Übersetzung des Interviews Dr. Murgg

Dr. Murgg wird vorge­stellt als Mitglied der Öster­reich-Weißrussland Freund­schafts­ge­sell­schaft.


Zur Frage wie er die Meinungs­freiheit in Weißrussland beurteilt gab er folgende Antwort:

„Ich war in Brest und Minsk und habe mir verschiedene Meinungen von Menschen angehört. Ich bin zum Schluss gekommen, daß die Menschen hier in Weißrussland frei ihre Meinungen äußern können“.

Zur Frage wie er die Lage im Land ein Jahr nach der Wahl beurteilt:

„Seit der Präsi­den­tenwahl ist ein Jahr vorüber, im Land herrscht Stabi­lität und Ordnung. Die Menschen leben ihr Alltags­leben“

Zur Frage wie er die geopo­li­tische Lage und die Rolle des Westens einschätzt:

In den letzten 15 Jahren wird vom Westen ein Hybrid­krieg gegen Russland und seine befreun­deten Staaten geführt der zum Ziel hat, Russland zu schwächen. Weißrussland sehe ich da als Werkzeug in diesem Krieg.
Die großen Werke in Weißrussland arbeiten auf Hochtouren, die Wirtschaft vor allem in der Schwer­fahr­zeug­industrie (Traktoren Abbau­geräte und LKW) boomt, die westlichen Konzerne sehen hier eine unliebsame Konkurrenz.
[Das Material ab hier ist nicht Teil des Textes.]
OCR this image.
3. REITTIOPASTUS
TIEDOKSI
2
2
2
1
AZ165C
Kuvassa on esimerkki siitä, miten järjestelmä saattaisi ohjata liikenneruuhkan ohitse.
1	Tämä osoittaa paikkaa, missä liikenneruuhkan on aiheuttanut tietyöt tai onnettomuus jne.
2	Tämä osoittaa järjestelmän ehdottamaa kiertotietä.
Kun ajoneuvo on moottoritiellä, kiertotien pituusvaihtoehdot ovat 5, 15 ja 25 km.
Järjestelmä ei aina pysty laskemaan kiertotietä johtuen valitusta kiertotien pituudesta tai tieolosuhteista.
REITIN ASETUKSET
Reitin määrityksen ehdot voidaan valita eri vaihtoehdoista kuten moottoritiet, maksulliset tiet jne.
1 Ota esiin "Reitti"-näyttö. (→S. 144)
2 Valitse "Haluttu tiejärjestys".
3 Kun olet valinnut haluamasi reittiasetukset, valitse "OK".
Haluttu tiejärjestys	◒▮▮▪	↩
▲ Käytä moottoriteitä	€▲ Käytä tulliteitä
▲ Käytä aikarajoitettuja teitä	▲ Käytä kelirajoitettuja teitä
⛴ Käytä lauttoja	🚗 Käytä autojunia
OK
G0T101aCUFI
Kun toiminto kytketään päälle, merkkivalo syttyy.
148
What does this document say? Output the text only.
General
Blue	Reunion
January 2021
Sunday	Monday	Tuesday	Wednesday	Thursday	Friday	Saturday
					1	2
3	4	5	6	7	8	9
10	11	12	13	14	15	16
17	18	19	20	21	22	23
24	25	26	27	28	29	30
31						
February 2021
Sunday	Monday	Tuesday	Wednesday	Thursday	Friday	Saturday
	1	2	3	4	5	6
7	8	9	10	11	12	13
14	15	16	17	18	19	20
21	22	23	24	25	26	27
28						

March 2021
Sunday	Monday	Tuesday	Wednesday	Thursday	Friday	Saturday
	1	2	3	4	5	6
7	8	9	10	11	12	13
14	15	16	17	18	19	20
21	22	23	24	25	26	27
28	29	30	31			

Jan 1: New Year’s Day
Zur Frage um seine Meinung zur Opposition in Weißrussland:

Die Opposition will natürlich, daß die westlichen Sanktionen gegen Lukaschenko und Weißrussland verstärkt werden umso Druck auszuüben. Diese Sanktionen treffen natürlich vorder­gründig die einfachen Menschen, die dann wiederum immer unzufrie­dener werden und gegen die Regierung auf die Straße gehen.
Die Opposition steht nicht für ein ruhiges wirtschaftlich funktio­nie­rendes Weißrussland, das Gegenteil wird bewirkt. Sie befeuert Anarchie und Unordnung.

Weiters wurde er noch zur Lage in Afgha­nistan und Migra­ti­ons­pro­bleme befragt:

Dies hat die USA und die NATO zu verant­worten die durch den Rückzug aus Afgha­nistan die Lage bewusst instabil für Russland und Europa herauf­be­schworen hat.

Das gekürzte Interview wurde vom Weißrus­si­schen Staats­fern­sehen selbst auf YouTube einge­stellt.